Modifications of skeletal muscle ryanodine receptor type 1 and exercise intolerance in heart failure

Abstract

Background: In experimental heart failure animal models, remodeling of skeletal and cardiac muscle ryanodine receptors (RyR), including phosphorylation, S-nitrosylation and oxidation, have been reported to contribute to pathologic Ca2+ release, impaired muscle function and fatigue. However, it is not known whether similar remodeling of RyR1 in skeletal muscle occurs in patients with heart failure, and if this is associated with impairment of physical activity.

Methods: We studied 8 sedentary patients with New York Heart Association (NYHA) Class III heart failure and 7 age-matched, healthy, but sedentary controls. All heart failure patients had NYHA Class III and peak VO2, echocardiography and NT-proBNP data consistent with moderate to severe heart failure. The age-matched controls included were allowed hypertension but sub-clinical heart failure was to have been ruled out by normal peak VO2, echocardiography and NT-proBNP.

Results: Exercise capacity (VO2max) differed by almost 2-fold between heart failure patients and age-matched controls. Compared with controls, skeletal muscle RyR1 in heart failure patients was excessively phosphorylated, S-nitrosylated and oxidized. Furthermore, RyR1 from heart failure patients was depleted of its stabilizing protein FK 506-binding protein 12 (FKBP12, or calstabin1).

Conclusions: For the first time we show that skeletal muscle RyR1 from human heart failure is post-translationally modified, which corroborates previous data from experimental animal studies. This indicates pathologic Ca2+ release as a potential mechanism behind skeletal muscle weakness and impaired exercise tolerance in patients with heart failure and suggests a potential target for pharmacologic intervention.

Keywords: ageing; muscle fatigue activity; physical exercise capacity calcium oxidative stress; post-translational contraction; protein processing.

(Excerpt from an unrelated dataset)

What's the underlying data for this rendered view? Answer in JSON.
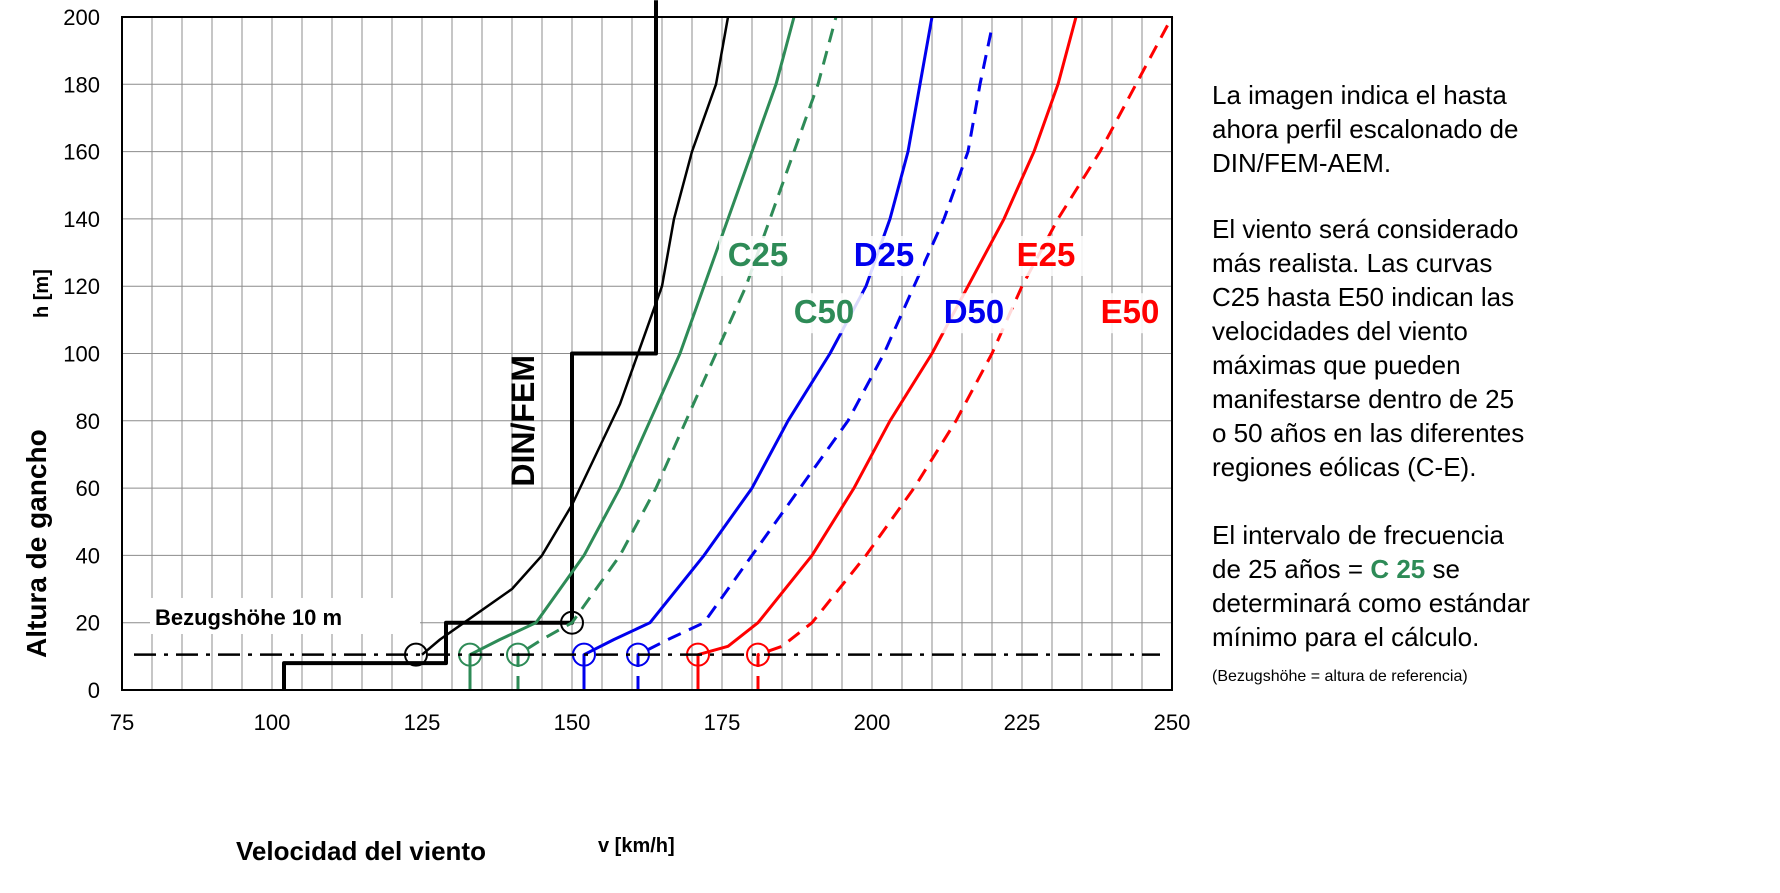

Figure 1. Skeletal muscle RyR1 from human heart failure is excessively phosphorylated, S-nitrosylated, oxidized and depleted of FKBP12

A. Representative immunoblot analyses of RyR1 immunoprecipitates from 3 control and 3 heart failure skeletal muscle samples using phosphoepitope-specific antibodies that detect PKA-phosphorylated RyR1-Ser2843 (P*RyR1), RyR1 cysteine S-nitrosylation (S-NO), oxidation of RyR1 (dinitrophenylhydrazine, DNP), and FKBP12 (calstabin1) associated with the RyR1 complex. B. Quantification of immunoblots from 7 control and 8 heart failure patients. Pooled data are normalized to the amount of immunoprecipitated RyR1 (top lane in figure 1A) and are presented as mean ± standard deviation; AU, arbitrary units; *** p < 0.001 control vs. heart failure (unpaired t-test).